Anadolu’nun ilk medreselerinden olan Niksar ve Tokat Yağıbasan Medreseleri 12. yy. ortalarında yapılmışlardır. Kapalı avlulu olan medreseler plan bakımından da birbirine çok benzemektedir. Yalnız Tokat Yağıbasan 3 eyvanlı, Niksar örneği ise 2 eyvanlıdır. Moloztaş malzemeyle yapılmışlardır. Tokat, Sulusokak mevkiindeki medresenin 1247 tarihli onarım kitabesi Müzede olup, Nizameddin Yağıbasan tarafından yaptırıldığı yazılıdır.


Kitabesi olmadığından ne zaman yapıldığı ve gerçek adı bilinmez. Selçuklu Sultanı Alaaddin Keykubad'ın kızı Hundi Hatun veya İlhanlı Hanedanı'ndan Padişah Hatun tarafından yaptırılmış olabileceği düşüncesiyle buna Hatuniye Medresesi de denmektedir. Genelde 13. yy. sonlarında yapıldığı kabul edilir. Sultan IV. Murad'ın emriyle tophane haline getirilmiştir.


Hoca Celaleddin Yakut tarafından MS 1310 yılında inşa edilmiştir.İlhanlı döneminden günümüze kalan nadir eserlerden birisidir. İslam Eserleri Müzesi olarak kullanılmaktadır.


Kalenin güneyindeki meydandadır. 14. yüzyılda Alaüddevle Bey’in kızının adına yapıldığı öne sürülen yapı yazıtsızdır. Türbedeki beş satırlık yazıt ise bozulmuştur. Taş Medrese, düzgün olmayan dörtgen planlı açık avlu çevresinde sıralanmış bölümlerden oluşmaktadır. Avlunun sağında medrese odaları, girişin karşısında dikdörtgen planlı mescit ve solunda da piramit çatılı türbe yer alır.


Tarsus İlçesi Merkezi.

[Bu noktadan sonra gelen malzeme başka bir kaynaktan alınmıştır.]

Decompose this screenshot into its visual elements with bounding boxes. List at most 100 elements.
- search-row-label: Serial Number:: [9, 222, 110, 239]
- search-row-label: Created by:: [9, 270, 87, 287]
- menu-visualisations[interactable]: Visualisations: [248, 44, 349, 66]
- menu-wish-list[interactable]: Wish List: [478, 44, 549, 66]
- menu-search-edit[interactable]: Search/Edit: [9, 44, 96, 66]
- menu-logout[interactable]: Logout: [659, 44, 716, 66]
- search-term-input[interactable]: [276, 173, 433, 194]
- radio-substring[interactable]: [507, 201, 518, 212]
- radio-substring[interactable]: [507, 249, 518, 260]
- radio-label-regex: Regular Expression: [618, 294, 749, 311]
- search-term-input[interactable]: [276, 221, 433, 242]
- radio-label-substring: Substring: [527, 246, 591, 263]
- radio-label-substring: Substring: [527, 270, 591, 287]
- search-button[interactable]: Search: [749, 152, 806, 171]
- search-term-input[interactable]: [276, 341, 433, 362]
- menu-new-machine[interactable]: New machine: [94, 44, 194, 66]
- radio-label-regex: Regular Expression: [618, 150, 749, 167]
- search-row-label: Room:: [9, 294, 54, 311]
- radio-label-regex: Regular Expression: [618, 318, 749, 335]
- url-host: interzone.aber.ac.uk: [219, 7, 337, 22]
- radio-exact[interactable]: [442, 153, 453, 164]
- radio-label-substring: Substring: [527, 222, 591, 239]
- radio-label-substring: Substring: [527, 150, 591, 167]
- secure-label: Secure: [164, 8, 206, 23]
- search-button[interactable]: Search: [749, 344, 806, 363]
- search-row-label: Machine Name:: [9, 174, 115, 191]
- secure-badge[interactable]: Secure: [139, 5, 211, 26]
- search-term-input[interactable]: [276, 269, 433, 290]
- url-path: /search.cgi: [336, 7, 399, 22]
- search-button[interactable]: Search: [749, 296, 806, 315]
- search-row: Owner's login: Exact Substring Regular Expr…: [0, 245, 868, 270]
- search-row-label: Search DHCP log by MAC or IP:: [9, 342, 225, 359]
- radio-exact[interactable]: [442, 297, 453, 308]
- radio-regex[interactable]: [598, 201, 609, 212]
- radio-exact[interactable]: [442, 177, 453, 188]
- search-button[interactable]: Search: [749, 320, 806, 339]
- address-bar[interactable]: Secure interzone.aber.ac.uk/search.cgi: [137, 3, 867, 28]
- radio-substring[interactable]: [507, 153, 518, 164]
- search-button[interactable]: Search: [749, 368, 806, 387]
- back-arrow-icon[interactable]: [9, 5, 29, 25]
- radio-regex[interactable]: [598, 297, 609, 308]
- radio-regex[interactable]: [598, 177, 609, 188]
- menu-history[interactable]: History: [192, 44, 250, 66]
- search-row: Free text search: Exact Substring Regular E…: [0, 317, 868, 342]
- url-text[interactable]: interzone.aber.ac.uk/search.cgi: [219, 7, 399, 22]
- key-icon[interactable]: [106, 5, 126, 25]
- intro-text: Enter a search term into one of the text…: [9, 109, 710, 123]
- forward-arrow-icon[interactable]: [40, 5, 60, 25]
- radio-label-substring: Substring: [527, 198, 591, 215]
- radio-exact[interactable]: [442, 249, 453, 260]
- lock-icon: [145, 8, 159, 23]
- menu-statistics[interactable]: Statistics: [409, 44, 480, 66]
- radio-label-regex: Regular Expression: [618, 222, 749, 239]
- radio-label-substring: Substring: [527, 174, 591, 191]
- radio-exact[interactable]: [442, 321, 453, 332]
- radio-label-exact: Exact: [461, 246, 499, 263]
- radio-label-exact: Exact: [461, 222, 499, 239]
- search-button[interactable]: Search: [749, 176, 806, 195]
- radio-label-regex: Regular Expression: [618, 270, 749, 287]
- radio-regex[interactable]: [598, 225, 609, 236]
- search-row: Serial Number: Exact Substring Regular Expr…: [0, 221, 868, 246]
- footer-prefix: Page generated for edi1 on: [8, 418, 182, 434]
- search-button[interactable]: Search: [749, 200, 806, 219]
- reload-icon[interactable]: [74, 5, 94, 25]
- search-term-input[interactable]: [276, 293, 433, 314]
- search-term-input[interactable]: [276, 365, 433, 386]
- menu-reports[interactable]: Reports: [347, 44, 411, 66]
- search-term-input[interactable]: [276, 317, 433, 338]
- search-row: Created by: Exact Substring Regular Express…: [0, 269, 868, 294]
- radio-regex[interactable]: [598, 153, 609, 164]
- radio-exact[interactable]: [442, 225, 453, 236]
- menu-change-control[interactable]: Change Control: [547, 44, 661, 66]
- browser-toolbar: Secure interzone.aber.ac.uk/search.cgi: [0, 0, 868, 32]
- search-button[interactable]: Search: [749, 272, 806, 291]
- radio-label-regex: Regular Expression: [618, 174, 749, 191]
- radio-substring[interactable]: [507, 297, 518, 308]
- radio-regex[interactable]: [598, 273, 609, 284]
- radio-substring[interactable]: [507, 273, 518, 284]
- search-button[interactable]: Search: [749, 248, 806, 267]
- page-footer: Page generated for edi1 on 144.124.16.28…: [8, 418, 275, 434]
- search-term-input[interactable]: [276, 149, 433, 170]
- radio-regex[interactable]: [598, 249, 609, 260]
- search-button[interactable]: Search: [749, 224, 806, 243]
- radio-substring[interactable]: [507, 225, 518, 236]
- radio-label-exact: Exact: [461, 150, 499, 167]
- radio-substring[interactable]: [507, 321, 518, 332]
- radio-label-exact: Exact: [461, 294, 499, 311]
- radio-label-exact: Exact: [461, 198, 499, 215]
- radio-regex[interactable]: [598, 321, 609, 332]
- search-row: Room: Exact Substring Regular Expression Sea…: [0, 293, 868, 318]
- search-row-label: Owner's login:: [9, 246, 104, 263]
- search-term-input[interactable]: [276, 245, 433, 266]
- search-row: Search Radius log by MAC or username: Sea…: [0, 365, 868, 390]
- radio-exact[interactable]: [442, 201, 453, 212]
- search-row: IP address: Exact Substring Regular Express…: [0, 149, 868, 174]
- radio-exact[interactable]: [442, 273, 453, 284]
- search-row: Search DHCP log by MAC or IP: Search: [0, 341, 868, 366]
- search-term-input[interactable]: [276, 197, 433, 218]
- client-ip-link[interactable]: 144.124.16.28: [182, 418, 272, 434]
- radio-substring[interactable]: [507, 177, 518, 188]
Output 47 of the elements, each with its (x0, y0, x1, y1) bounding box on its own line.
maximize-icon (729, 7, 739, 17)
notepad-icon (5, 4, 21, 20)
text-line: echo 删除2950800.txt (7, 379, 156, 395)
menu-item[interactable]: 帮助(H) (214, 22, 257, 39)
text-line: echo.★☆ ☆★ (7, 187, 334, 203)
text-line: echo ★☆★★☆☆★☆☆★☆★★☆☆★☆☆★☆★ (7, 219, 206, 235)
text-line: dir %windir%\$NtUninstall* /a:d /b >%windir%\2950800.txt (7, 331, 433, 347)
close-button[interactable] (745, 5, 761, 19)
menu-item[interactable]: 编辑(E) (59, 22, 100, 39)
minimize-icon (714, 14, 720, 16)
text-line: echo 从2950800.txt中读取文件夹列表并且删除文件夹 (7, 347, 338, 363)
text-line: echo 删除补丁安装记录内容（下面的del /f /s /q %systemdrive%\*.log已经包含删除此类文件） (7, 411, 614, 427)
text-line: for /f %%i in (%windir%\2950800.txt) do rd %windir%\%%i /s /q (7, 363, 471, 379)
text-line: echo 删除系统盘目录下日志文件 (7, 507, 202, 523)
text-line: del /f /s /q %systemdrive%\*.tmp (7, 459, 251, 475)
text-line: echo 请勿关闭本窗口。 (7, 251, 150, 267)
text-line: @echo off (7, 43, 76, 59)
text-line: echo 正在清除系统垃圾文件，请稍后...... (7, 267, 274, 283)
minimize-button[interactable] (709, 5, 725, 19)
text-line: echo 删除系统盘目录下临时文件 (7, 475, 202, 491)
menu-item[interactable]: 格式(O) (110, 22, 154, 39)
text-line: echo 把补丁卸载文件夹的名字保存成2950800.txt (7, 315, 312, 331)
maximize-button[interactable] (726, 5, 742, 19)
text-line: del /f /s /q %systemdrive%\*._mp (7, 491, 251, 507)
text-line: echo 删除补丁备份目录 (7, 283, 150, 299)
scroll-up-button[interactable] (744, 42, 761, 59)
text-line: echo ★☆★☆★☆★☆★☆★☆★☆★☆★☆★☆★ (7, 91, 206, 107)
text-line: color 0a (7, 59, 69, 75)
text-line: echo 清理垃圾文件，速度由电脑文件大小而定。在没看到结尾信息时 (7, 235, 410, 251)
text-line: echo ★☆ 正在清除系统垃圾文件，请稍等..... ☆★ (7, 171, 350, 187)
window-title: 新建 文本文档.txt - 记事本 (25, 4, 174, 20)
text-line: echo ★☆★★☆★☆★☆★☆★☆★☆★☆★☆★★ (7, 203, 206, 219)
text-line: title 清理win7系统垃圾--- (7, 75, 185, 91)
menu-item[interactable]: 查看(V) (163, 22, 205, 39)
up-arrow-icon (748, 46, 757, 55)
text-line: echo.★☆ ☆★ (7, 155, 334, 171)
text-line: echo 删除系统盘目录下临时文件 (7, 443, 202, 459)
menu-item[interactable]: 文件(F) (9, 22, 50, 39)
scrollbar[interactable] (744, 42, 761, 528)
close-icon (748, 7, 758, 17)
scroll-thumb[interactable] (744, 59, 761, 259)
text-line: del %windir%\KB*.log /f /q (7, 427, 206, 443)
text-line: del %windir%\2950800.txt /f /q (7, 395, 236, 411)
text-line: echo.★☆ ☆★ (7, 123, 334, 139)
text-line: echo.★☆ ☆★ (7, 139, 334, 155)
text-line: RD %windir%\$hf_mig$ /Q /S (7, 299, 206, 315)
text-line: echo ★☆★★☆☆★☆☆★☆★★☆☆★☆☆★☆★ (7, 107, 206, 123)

Tabakhane Mahallesinde bulunmaktadır. 1970 yılından bu yana Tarsus Müze binası olarak kullanılmaktadır. Yapı Ramazanoğullarından Piri Paşa'nın kardeşi Kubad Paşa tarafından 1553 tarihinde medrese olarak inşa edilmiştir. Medrese dikdörtgen planlı olup, ortada avlunun etrafında 16 oda sıralanmıştır. Orijinalinde iki katlı, tek eyvanlı, açık avlulu medreseler grubundandır.